Maybe you're scheduling a business trip, or perhaps you're planning to squeeze in a few hours of work before bed. Either way, you'll need your important documents and files with you in order to stay productive after you leave the office. But how do you access the files you need when they're stored on your office PC?
There are plenty of ways to ensure that your documents remain accessible from anywhere, but not every answer is right for every situation. Whether you're downloading your data remotely, or packing up your hardware to take it with you, there are pros and cons to each solution. Read on for four ways to take your business files with you, wherever you're going.
1. Take your workstation with you
The most obvious answer is to pack up your work computer and take it with you. This simple solution has plenty of upsides. It requires no initial setup or file-syncing schemes; just turn on your computer and get to work. And because you work on it every day, your office PC is already configured for maximum productivity. This is a solution that requires no tinkering and no compromises, but unless you work on a thin, light laptop, it might not be feasible; a bulky laptop may be too large or heavy for frequent commutes. And if you work on a desktop PC, this solution is almost out of the question.

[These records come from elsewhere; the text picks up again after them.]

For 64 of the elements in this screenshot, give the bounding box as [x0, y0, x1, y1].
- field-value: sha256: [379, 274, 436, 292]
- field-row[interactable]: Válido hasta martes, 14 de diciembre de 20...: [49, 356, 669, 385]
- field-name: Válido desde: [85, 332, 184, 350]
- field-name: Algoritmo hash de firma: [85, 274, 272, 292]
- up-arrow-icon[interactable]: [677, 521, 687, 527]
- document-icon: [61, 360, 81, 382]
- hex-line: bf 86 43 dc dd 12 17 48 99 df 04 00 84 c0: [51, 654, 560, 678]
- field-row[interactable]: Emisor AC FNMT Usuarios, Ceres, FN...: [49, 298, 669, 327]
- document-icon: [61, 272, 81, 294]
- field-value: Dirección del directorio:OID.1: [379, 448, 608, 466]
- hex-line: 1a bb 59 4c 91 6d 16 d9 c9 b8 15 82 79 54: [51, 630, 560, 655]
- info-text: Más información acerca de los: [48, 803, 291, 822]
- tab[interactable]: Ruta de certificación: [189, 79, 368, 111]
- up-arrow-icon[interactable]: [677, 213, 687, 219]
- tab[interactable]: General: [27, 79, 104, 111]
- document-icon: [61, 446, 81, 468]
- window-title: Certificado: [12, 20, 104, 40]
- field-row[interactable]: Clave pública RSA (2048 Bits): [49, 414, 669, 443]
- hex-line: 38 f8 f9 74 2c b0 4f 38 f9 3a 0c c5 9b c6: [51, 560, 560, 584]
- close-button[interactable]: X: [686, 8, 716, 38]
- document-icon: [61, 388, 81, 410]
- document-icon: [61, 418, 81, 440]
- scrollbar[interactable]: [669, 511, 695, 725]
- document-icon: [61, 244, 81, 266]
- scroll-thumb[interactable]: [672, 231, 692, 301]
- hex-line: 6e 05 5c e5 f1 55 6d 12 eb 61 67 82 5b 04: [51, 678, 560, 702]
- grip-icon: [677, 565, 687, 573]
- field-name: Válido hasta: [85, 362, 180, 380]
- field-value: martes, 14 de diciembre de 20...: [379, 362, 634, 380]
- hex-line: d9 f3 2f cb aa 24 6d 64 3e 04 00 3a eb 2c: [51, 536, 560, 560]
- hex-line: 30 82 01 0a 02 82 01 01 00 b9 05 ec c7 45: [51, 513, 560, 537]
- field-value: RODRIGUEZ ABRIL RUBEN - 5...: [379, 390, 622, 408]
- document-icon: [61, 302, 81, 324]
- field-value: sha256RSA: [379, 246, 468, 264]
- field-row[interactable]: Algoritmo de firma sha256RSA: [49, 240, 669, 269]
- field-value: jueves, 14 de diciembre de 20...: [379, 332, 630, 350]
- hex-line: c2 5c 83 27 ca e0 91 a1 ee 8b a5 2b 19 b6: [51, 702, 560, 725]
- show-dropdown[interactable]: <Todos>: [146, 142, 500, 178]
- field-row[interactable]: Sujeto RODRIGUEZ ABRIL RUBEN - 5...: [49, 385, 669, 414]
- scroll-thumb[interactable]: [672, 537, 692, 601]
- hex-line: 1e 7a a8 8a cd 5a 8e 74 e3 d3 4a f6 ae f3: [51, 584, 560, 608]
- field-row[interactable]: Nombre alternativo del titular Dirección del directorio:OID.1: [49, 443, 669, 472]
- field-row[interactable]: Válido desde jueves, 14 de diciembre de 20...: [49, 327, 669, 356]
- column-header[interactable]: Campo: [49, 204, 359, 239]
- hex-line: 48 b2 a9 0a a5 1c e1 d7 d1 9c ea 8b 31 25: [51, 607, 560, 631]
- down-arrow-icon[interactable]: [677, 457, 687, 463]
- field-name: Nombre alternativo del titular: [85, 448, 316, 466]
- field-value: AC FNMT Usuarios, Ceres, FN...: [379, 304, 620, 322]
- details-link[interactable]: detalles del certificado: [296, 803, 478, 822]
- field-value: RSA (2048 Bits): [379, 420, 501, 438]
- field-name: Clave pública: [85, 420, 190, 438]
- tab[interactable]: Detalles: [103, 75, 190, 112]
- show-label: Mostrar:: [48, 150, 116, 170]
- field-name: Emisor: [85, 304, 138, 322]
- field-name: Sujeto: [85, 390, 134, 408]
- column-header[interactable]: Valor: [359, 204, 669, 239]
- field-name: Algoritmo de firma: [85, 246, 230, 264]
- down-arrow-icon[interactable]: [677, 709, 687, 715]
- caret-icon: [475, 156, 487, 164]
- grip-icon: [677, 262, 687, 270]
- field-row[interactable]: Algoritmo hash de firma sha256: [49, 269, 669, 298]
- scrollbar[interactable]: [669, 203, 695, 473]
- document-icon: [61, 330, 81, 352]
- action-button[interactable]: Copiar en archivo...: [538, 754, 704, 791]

Pros: No setup required, and no need to make compromises in your workflow. Packing up your work laptop means you can get right to work when you reach your destination.
Cons: Your work PC may be too big for travel, and lugging your workstation home every night is a chore.
2. Store your files in the cloud
Cloud-storage platforms such as Dropbox and iCloud let you sync your files to the Web so they're accessible from anywhere — at least as long as you have a working Internet connection. Setting up a cloud-storage system is usually as easy as designating a folder on your hard drive to act as a shared folder. All files inside that folder will be uploaded to a Web server, and can be accessed from any Internet-connected device. Better yet, any changes or edits will be synchronized across all your computers and mobile devices. That eliminates the need to juggle multiple versions of a document that you're working on. It also means you'll never have to worry about forgetting a file on your work PC. It's a simple, lightweight and dependable file-storage solution.
Pros: Set it up and never worry again. Your files and edits will be automatically synced across all your devices, and can be accessed from anywhere.
Cons: Files are only accessible when you have a working Internet connection. Files accidentally saved outside of the designated folder will not be synced. And business users who work with sensitive, private client information may not want to upload that data to the cloud.
3. Sync your files to an external hard drive
When your files are stored on an external hard drive, it's easy to take them with you when you leave the office. External hard drives are small, light and much easier to pack into your bag than an entire PC. They're affordable, too; you can buy a high-quality 1TB hard drive for less than $100. It's a good idea to store your files locally on your work PC and use your external hard drive as a backup platform; spinning hard disks can fail at any time. Simple desktop utilities, such as Microsoft's SyncToy, let you easily synchronize files between your external hard drive and desktop hard drive with just a few clicks.
Pros: Tote your files anywhere in a small, light package. Syncing your data is easy with the right software. Files are stored locally to eliminate privacy concerns, and using an external hard drive to store files doubles as a backup solution.
Cons: If you're editing files on the go, file versions can get mixed up. And external hard drives — like all spinning hard disks — sometimes fail.
4. Use remote desktop software
Why take your work PC with you when you can access your work desktop remotely? A remote desktop app works like a direct portal back to your workstation, allowing you to virtually access your entire PC desktop, including your applications and files. Setting up a remote desktop requires a bit of legwork, but it's worth it. With the right software, you can view and interact with your work desktop as if it were right in front of you. And once your remote desktop is set up, you can do more than access your documents; you can also access the desktop programs you use every day at work, even from a smartphone or tablet. Remote desktop solutions are available for almost any Web-connected Windows PC, Mac, smartphone or tablet.
Pros: Work just as you would at the office. Remote desktop clients also allow you to access private data without uploading it to a cloud server, ensuring it stays private.
Cons: Initial setup can be complicated. And in order to access your work desktop remotely, your office PC must remain running at all times.